The Chetnik Detachments of the Yugoslav Army, also known as the Yugoslav Army in the Homeland or The Ravna Gora Movement, commonly known as the Chetniks was a World War II movement in Yugoslavia led by Draža Mihailović , an anti-Axis movement in their long-term goals which engaged in marginal resistance activities for limited periods.They also engaged in tactical or selective collaboration with the occupying forces for almost all of the war
On 28 June 1941, Chetniks killed 47 Bosniaks, mostly women, and children, in the village of Avtovac, which they robbed and burned. Dragutin Šimunčić, officer of the Croatian Home Guard’s 3rd Company wrote in a report dated 24 October 1941 that he saw a corps of a slaughtered child age between 6 and 8 at the entrance to the village, a man whose heart had been pulled out by Chetniks, another man whose genitals had been cut off, and a woman whose arms had been cut off.
On 27 July 1941, Chetniks, under the command of Branko “Brane” Bogunović, killed 62 Croats, of whom 5 were women and 9 children, during the Bosansko Grahovo massacre. They also robbed and burned a number of Croatian houses in Bosansko Grahovo and five surrounding villages. More than 250 Croatian men, women, and children from Obalj, Korita, Luka, Ugarci and Crni Lug were killed. During the massacre, the Chetniks tortured a Catholic priest, Rev Juraj Gospodnetić, and later burned him alive in front of his mother. Some Croats who had fled to Knin started returning to the area in early November 1941, but Bogunović barred them.
In a report from the Knin police district from 13 November 1941, it’s written that Bogunović “threatens and slaughters Croatian people every day until he kills the last Croat because [according to him] no Croat shall live on his territory. (…) On 12 November, Bogunović killed five shepherds from Luka and then took their 500 sheep, 20 cattle, and 10 horses. It’s also known that a few days ago Mate Samardžija, his wife, and child went missing under Bogunović’s authority. (…) [Due to Bogunović], the Croatian people are forced to leave their homes and properties and run to Knin to at least save their lives”. On 12 November 1941, Bogunović said in Sava Dešić’s inn near Kninsko Polje that “There is no salvation for the Croats, and there is no need for them to run because they cannot escape, there is no Croatian state, nor will it be, and all Croats need to be slaughtered.” In addition, a significant number of Bosniaks who worked in the nearby cellulose factory were killed.

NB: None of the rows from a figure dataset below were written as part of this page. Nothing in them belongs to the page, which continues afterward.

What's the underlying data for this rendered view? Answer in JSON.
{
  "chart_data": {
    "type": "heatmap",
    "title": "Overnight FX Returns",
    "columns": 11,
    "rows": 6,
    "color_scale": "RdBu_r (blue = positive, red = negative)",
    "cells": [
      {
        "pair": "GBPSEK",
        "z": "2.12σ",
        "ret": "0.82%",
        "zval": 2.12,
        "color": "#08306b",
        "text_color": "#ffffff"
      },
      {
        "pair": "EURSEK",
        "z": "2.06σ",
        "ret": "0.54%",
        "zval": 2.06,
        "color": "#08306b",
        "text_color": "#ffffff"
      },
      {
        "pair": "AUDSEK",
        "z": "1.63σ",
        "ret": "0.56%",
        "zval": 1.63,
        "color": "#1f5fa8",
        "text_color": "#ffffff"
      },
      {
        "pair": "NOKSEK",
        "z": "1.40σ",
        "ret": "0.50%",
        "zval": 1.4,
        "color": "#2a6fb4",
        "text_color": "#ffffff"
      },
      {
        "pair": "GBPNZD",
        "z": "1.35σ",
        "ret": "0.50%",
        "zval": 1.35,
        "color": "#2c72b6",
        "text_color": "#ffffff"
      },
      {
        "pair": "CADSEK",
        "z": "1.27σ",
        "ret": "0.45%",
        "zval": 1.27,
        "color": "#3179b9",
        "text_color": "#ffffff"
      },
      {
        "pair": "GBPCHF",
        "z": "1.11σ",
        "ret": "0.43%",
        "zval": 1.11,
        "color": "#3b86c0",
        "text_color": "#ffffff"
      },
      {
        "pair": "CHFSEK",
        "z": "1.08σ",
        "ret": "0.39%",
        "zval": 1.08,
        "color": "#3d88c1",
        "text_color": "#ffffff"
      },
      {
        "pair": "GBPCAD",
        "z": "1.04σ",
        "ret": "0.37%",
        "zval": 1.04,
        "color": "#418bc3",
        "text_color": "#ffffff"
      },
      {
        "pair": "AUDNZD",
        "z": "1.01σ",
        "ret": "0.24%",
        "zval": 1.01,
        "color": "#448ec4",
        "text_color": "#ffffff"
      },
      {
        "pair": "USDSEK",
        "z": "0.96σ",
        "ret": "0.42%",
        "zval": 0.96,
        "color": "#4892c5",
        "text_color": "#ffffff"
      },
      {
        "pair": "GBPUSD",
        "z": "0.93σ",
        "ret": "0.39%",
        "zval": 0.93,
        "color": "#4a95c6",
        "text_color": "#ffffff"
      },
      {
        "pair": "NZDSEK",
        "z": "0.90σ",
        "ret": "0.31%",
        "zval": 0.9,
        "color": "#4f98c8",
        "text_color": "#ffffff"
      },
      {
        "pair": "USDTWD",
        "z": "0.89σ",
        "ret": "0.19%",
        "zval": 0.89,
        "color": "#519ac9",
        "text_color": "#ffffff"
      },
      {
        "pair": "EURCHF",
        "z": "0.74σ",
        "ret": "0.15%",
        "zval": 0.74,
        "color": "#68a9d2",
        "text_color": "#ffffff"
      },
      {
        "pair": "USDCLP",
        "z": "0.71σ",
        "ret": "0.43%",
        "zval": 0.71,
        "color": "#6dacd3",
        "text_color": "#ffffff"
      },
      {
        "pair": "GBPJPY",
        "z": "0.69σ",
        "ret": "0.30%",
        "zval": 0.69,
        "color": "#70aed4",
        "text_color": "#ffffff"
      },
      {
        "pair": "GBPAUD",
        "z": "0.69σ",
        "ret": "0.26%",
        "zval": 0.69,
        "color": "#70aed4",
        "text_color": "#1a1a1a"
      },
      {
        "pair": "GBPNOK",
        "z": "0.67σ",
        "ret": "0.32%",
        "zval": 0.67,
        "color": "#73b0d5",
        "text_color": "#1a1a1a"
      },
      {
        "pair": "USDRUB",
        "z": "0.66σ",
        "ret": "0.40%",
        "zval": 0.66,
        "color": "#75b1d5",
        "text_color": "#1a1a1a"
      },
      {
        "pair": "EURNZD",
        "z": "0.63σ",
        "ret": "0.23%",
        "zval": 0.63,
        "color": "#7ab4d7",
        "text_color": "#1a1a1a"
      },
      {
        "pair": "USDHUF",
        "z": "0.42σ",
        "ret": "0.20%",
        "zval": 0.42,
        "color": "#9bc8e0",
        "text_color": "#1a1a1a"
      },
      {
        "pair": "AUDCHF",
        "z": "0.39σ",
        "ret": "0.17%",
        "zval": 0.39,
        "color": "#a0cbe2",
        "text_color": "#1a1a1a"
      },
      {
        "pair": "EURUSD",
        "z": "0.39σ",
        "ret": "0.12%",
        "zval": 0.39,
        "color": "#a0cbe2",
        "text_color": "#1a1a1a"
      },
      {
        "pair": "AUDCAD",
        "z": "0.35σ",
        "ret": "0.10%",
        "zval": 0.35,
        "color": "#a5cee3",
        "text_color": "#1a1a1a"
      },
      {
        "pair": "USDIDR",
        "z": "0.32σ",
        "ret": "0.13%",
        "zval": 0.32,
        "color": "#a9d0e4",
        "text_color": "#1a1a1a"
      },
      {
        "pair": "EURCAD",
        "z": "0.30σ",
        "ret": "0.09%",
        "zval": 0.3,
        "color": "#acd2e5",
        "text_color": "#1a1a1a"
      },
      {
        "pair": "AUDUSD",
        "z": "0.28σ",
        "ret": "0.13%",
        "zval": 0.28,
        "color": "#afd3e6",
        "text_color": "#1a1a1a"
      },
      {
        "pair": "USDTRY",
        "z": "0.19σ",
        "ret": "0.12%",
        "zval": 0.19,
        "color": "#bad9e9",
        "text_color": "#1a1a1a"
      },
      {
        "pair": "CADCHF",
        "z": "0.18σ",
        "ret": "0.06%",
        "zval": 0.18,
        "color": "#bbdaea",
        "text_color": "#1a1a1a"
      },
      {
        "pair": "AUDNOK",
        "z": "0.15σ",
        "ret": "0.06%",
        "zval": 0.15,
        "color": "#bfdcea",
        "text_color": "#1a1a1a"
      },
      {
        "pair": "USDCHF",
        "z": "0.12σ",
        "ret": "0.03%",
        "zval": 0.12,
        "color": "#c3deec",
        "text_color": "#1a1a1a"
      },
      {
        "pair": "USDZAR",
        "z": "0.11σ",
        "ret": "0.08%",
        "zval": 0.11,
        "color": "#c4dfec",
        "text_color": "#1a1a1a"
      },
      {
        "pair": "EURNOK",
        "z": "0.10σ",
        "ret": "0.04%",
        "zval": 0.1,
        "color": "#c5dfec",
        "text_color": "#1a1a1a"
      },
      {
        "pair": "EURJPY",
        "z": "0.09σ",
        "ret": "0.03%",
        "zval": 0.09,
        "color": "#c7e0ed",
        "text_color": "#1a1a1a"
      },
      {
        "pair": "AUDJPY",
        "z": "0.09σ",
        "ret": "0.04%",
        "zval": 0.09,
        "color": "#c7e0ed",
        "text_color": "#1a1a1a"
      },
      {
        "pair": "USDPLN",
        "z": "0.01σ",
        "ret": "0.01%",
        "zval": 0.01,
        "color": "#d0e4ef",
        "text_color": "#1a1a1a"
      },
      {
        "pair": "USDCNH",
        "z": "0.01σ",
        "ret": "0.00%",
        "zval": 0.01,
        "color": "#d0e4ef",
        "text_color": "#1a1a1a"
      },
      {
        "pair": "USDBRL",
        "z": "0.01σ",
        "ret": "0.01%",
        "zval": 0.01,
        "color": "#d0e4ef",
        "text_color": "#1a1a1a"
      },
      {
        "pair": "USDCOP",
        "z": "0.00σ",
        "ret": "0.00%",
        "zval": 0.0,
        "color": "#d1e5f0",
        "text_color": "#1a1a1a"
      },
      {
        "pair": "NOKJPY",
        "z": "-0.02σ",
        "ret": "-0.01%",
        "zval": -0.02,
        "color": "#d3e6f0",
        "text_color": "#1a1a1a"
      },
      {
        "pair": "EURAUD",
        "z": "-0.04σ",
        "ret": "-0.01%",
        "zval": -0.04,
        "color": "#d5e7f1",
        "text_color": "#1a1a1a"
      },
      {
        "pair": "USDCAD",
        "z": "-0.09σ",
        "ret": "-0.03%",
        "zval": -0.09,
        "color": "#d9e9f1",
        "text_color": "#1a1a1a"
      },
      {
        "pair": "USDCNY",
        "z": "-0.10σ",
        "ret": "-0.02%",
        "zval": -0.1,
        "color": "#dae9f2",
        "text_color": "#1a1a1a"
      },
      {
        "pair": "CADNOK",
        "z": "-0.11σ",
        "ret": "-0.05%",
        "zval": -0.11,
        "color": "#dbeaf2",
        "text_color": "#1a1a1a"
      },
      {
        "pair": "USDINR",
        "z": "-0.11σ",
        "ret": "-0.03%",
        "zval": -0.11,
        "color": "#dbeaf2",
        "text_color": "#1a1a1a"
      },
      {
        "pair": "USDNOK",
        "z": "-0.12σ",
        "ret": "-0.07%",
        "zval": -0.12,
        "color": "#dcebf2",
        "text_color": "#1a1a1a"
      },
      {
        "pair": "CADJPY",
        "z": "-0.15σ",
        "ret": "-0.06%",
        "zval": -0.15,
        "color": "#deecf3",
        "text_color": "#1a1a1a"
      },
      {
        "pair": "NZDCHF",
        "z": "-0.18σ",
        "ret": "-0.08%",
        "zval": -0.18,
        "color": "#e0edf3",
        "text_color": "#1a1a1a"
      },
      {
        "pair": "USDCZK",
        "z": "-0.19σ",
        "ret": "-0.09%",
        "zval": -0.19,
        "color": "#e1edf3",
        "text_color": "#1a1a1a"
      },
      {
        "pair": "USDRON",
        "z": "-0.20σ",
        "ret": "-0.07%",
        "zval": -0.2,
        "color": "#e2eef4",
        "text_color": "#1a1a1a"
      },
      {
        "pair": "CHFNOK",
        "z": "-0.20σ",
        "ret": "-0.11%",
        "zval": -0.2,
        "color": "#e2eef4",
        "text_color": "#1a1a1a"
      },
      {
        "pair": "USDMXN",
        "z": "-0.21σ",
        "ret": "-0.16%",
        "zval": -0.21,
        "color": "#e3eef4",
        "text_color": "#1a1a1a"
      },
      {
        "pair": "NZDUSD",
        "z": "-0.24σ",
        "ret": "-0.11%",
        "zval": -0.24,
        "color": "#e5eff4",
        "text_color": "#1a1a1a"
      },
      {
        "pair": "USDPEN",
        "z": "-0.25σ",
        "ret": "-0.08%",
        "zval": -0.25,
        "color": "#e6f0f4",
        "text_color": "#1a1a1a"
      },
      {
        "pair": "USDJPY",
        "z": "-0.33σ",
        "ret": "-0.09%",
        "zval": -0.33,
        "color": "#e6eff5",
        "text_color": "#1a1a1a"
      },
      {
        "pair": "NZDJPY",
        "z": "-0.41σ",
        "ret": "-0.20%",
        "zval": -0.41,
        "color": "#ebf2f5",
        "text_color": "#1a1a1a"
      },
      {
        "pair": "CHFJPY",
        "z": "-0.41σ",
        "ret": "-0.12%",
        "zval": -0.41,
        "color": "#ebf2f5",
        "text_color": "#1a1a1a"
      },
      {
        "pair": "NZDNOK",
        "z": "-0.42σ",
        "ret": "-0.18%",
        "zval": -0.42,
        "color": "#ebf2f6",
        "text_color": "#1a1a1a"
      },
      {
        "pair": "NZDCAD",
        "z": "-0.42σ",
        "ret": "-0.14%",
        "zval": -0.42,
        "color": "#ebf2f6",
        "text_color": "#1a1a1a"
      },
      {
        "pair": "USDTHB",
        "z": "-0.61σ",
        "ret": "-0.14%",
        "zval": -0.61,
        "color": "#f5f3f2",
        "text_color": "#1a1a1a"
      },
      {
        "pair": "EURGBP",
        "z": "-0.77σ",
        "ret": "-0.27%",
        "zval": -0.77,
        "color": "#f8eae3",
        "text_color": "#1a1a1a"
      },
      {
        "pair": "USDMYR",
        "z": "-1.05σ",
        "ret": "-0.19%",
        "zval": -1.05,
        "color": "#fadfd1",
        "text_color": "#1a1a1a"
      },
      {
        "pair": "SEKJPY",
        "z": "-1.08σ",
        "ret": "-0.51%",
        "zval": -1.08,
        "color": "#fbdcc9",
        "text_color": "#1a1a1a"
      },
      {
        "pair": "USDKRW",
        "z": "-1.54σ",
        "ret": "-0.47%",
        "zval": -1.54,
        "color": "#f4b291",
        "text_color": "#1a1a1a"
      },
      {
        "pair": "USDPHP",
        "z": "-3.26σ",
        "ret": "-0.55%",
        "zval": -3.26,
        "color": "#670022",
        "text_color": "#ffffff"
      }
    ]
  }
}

Between 11-13 April 1941, Chetniks killed 17 Croats, of whom 5 were women, in Derventa. Between 13 and 15 April 1941, Chetniks killed 20 Croats and 5 Bosniaks and burned 40 houses in the area around Čapljina and on 15 April 1941 in the area near Mostar killed 5 Croats, including 1 woman, and burned the Croatian villages of Cim and Ilići. During the Italian Fascist Operation Albia around Biokovo, that lasted between 29 August and 3 September 1942, Chetniks, under the command of Petar Baćović, committed crimes against Croat civilians, most notably in Zabiokovlje during which they killed at least 141 Croats, and robbed and burned the villages of Rašćan, Kozica, Dragljane, and Župa.
Baćović mentioned these crimes in the report to Mihailović from 5 September 1942: “(…) Additionally, I would like to add in regards to the departure of our criminal expedition in Ljubuški and Imotski, that our Chetniks (…) skinned alive three Catholic priests between Ljubuški and Vrgorac. Our Chetniks were killing all men aged 15 and above. Woman and children under the age of 15 haven’t been killed. 17 villages were completely burned.” Over the night of 1/2 August 1941, Serbs from the Donji Lapac area rebelled against NDH so around 2,000 Croats from Boričevac were forced to flee to Kulen Vakuf. On 2 August, Chetniks entered Boričevac, killed around 400 people and destroyed the village, including a Catholic church, and committed numerous crimes in Brotinja, Mišljenovac, Donji, Gornji Lapac, and other surrounding villages.
On 27 July, Chetniks threw 37 Croats into a pit. They also killed a group of 300 Croats at Trubar near Drvar, who had been led by Father Waldemar Maksimilian Nestor home from a pilgrimage in Knin.
Between 9-10 August 1941, Chetniks massacred Croats, mostly seniors, women, and children (including 49 children under the age of 12) in Krnjeuša. Croatian homes were burned and robbed. So far, 240 killed civilians were identified, including a 34-year-old Catholic priest, Rev Krešimir Barišić, who was tortured and burned alive, as well as 49 children and 72 women (a number of whom were pregnant). That same day, Chetniks killed about 70 Croats in the neighboring village of Vrtoče. A number of people ran to Bihać. After the massacre, the Croat population almost entirely disappeared from the area.